Dan kudeta ini bukan kali pertama bagi militer. Sejak Thailand menjadi monarkhi konstitusional pada 1932, kurang lebih sudah 18 kali militer melakukan kudeta dan 12 diantaranya berhasil merubah pemerintahan.. Maka, ini tidak bisa dibilang suatu aksi penyelamatan negara semata, tapi adalah suatu kebiasaan, ketagihan, atau dalam istilah lain adalah a hard habit to break.
Instabilitas politik di Thailand berlangsung sama tuanya dengan usia Monarki Konstitusional Thailand sendiri, Sejak tahun 1932 Thailand memberlakukan sistem parlementer dengan Perdana Menteri sebagai Kepala Pemerintahan dan Raja sebagai Kepala Negara sekaligus mengakhiri Monarki Absolut tanpa konstitusi Kerajaan Siam yang dipimpin Raja Rama VII (Prajadiphok). Sejarah mencatat, sejak tahun 1939 Kerajaan Siam berganti nama menjadi Thailand dengan adopsi model pemerintahan ala demokrasi di barat.
Sejak tahun 1932 itu pula sejak kini puluhan kali kerusuhan politik dan kudeta berdarah maupun tak berdarah mewarnai negeri ini. Perdana Menteri Thailand berganti puluhan kali dengan durasi pemerintahan yang singkat. Dan tidak semua terpilih melalui pemilu yang demokratis. Sebagiannya adalah karena kudeta atau dampak dari putusan Mahkamah Konstitusi Thailand.

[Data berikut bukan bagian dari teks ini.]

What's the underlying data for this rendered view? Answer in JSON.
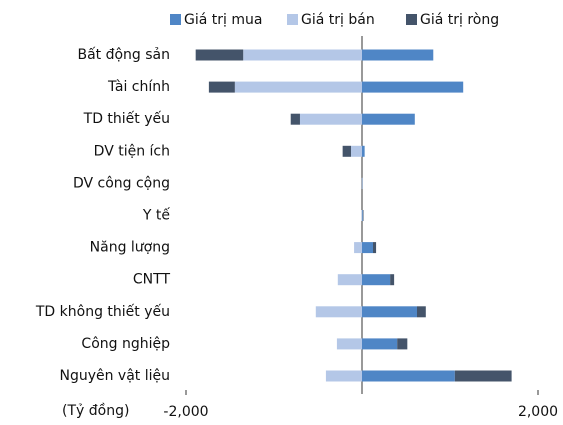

Pemerintahan militer yang tak demokratis bergantian memimpin negeri dengan pemerintahan sipil.yang juga tak bisa dibilang semua demokratis. Yang paling menarik adalah di tahun 2008, dimana Perdana Menteri (PM) Thailand berganti hingga empat kali. Uniknya hanya satu di antara empat PM tersebut yang terpilih melalui mekanisme Pemilu. Selebihnya karena kudeta tak berdarah dan karena PM sebelumnya dilengserkan oleh Mahkamah Konstitusi. Sama seperti mantan PM Yingluck Shinawatra yang dilengserkan oleh Mahkamah Konstitusi Thailand pada 7 Mei 2014.
Akan halnya sejarah intervensi militer Thailand terhadap pemerintahan bukanlah hal yang baru. Bahkan Revolusi Siam tahun 1932 adalah dipelopori oleh para perwira militer muda dan para aktifis pro demokrasi lulusan pendidikan barat.
Pun dalam alam demokrasi, sejarah intervensi militer Thailand adalah sama tuanya dengan demokrasi di Thailand itu sendiri. Setahun setelah revolusi 1932, militer kembali melakukan kudeta pada 20 Juni 1933 terhadap Perdana Menteri Phraya Manopakorn Nititada yang pemerintahannya dianggap militer telah mengarah ke diktator. Kudeta militer berikutnya yang berskala besar dan sukses menggulung pemerintahan terjadi pada 1947, 1949, 1957, 1958, 1971, 1976, 1977, 1991, 2006 dan akhirnya pada 2014.
Dan militer Thailand selalu memiliki justifikasi untuk melakukan kudeta dan mengintervensi pemerintahan. Atas nama stabilitas negara, keamanan nasional, memulihkan perdamaian, dan sebagainya. Sebagian besar kudeta militer berlangsung secara damai (bloodless), namun tak pelak beberapa intervensi militer (dan polisi) menghasilkan pertumpahan darah.
Sebutlah konflik antara massa demonstran dengan polisi/ militer Thailand pada 14 Oktober 1973 yang menewaskan seratusan lebih massa. Kemudian peristiwa 6 Oktober 1976 yang menewaskan 46 orang mahasiswa. Gerakan tersebut adalah dipelopori mahasiswa Thammasat University dalam rangka menentang kembalinya Field Marshall Thanom, mantan PM Thailand, dari tempat pengasingannya. Lalu gerakan rakyat Mei 1992 menentang PM asal militer Suchinda Kraprayoon yang populer dengan nama Black May dan menelan korban 52 orang tewas.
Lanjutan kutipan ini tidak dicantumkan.